Epic Games, Inc. (“Epic”) is the publisher of the popular online multiplayer videogame Fortnite, released in 2017. In recent years, Fortnight has gained worldwide popularity with gamers and esports followers (culminating in July 2019 when a sixteen-year-old player won the $3 million prize for winning the Fortnite World Cup). Players, in one version of the game, are dropped onto a virtual landscape and compete in a battle royale to survive. In the real world, Epic recently survived its own encounter – not with the help of scavenged weapons or shield potions – but through its well-drafted end user license agreement (“EULA” or “terms”).
Earlier this month, the District Court for the Eastern District of North Carolina granted Epic’s motion to compel individual arbitration of the claims of a putative class action. The action arose in connection with a cyber vulnerability that allowed hackers to breach user accounts.
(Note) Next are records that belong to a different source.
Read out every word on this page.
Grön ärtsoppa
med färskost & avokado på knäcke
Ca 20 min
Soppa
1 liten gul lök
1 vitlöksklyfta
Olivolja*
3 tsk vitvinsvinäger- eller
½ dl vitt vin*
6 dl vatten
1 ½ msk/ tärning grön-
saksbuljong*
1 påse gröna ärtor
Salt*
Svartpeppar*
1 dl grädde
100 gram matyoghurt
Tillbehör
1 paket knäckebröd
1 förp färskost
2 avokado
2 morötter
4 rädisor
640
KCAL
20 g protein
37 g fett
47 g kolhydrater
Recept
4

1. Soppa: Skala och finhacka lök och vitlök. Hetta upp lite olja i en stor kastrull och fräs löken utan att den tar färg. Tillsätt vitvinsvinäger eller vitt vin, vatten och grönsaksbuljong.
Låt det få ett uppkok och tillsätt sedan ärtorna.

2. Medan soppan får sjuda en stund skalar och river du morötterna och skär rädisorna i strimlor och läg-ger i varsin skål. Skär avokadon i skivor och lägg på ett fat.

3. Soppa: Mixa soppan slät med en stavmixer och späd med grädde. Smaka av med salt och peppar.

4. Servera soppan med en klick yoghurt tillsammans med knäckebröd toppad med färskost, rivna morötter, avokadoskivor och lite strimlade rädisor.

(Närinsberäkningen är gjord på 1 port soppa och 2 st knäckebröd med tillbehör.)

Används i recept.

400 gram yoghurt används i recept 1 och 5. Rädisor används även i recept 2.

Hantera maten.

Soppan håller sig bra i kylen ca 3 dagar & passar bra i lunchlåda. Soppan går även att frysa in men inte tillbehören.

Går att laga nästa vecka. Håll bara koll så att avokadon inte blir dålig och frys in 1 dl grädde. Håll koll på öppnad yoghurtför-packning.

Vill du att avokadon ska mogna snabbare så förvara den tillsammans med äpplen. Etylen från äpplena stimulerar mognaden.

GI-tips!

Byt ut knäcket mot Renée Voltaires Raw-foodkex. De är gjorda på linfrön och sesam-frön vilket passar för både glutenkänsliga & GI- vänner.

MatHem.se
The court concluded that the arbitration provision contained in the EULA was enforceable in this case, even where a minor was the person who ultimately assented to the terms. (Heidbreder v. Epic Games, Inc., No. 19-348 (E.D.N.C. Feb. 3, 2020)).
Plaintiff’s complaint alleged that inadequate data security and cyber vulnerabilities in Fortnite allowed hackers to breach user accounts, resulting in fraudulent charges against plaintiff’s debit card for in-game purchases during the period of November 2018 through January 2019 (while Fortnite is free to download and play, users have the option of storing a credit or debit card “on file” with Epic to facilitate in-game purchases and certain upgrades). Epic moved to compel arbitration based on the version of the terms agreed to in March 2019 by a user of plaintiff’s Fortnite account.
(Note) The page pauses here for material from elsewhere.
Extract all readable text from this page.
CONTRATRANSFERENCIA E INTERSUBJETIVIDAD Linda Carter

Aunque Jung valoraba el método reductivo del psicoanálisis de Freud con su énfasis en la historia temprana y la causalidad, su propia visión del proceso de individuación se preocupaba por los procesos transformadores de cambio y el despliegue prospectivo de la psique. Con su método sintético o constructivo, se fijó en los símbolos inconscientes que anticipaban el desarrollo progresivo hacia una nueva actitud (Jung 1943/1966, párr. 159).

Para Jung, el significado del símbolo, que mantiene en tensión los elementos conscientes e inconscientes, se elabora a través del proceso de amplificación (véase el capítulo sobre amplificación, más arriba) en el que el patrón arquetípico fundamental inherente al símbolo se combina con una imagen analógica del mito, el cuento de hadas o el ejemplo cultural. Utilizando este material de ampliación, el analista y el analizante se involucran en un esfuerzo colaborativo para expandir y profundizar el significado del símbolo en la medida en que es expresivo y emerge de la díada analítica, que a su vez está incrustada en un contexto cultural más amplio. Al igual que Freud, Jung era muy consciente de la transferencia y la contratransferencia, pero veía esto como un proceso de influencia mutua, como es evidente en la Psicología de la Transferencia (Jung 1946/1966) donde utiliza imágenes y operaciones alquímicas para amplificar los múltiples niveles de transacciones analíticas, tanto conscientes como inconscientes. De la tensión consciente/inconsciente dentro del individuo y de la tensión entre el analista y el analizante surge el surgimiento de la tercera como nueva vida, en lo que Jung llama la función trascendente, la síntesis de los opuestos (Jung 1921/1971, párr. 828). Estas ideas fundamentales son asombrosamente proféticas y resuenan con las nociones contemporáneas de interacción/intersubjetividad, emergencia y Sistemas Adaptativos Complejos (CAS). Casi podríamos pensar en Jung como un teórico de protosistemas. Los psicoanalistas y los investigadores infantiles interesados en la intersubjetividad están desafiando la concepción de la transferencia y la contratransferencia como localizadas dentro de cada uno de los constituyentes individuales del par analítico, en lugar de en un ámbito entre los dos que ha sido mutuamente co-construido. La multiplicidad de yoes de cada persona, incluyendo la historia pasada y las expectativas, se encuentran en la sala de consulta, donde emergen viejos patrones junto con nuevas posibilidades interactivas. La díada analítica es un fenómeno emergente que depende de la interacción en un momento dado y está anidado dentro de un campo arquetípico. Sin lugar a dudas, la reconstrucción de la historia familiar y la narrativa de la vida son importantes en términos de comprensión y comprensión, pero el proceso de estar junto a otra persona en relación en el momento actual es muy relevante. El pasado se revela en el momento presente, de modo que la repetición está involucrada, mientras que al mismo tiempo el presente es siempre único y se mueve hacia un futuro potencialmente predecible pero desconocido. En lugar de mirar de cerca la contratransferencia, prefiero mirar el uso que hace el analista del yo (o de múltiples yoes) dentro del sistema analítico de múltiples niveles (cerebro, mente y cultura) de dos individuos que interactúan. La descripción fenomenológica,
The arbitration-related clauses included: (i) an agreement to arbitrate on an individual basis only; (ii) a delegation to the arbitrator to determine whether a specific dispute was governed by the arbitration clause; (iii) a venue selection provision; (iv) a fee-sharing provision for the arbitration; and (v) a right for users to opt-out of the arbitration provision for a limited time after agreeing to the EULA.
The plaintiff advanced several arguments as to why the arbitration provision was unenforceable, each of which was rejected by the district court.
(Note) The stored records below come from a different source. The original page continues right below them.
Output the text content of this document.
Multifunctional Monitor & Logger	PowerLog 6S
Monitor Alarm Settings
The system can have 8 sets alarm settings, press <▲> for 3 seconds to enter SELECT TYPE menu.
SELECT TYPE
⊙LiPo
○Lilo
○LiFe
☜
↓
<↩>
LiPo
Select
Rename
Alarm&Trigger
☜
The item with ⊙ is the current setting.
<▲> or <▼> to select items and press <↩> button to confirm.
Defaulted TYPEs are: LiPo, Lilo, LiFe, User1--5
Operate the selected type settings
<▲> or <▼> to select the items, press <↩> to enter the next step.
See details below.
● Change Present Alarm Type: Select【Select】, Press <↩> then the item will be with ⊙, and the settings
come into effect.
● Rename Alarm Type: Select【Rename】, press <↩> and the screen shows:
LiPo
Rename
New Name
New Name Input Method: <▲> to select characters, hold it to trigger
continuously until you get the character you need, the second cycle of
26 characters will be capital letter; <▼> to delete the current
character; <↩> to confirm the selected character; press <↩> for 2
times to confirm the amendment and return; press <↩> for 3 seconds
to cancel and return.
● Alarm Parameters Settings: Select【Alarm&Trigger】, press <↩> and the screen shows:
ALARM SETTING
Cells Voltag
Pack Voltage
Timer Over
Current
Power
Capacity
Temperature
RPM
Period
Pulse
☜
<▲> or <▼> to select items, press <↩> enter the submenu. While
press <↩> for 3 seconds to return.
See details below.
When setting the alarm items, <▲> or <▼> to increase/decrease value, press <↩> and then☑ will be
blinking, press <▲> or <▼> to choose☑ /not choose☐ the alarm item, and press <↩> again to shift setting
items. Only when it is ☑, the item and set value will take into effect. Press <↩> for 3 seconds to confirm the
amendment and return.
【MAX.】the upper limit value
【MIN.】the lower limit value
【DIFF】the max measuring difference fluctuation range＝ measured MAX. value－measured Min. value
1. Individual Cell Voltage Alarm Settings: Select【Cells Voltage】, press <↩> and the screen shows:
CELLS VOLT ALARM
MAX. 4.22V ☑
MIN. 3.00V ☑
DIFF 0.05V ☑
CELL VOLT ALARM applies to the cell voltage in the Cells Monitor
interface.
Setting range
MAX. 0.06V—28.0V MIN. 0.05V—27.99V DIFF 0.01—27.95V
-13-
The plaintiff first argued that he never accepted the terms. Rather, he argued that while his minor child agreed to the updated terms in March 2019, the child did not have the legal capacity to accept the contract. The court set aside this argument, ruling that under basic principles of principal-agent law, the minor child-player was acting as plaintiff’s agent and had both actual and apparent authority to agree to the EULA and bind plaintiff. The court noted that the plaintiff initially opened the Fortnite account in his name but did not play, instead giving his minor child “free rein over the account for over a year” and the reasonable belief that he had the implied actual authority to click “agree” to the EULA when Epic required users to agree to updated terms in March 2019.
Second, the plaintiff argued that privacy-related claims were outside the scope of the arbitration provision. The court rejected this argument, finding that based on the language of the EULA and supporting law, the actual scope of the arbitration provision was a matter to be determined by the arbitrator.
Finally, the plaintiff argued that the arbitration-related provisions were unconscionable because they applied retroactively to prior claims that occurred before the updated EULA was agreed to. The plaintiff contended that Epic knew about the breaches at the time the updated EULA was presented but didn’t give notice of it to users, resulting in an unfair surprise. The court rejected this argument, and found that the EULA gave adequate notice about Epic’s discretion to amend its agreement and also gave users the right to opt-out of the new arbitration provision by giving notice or by no longer playing the game.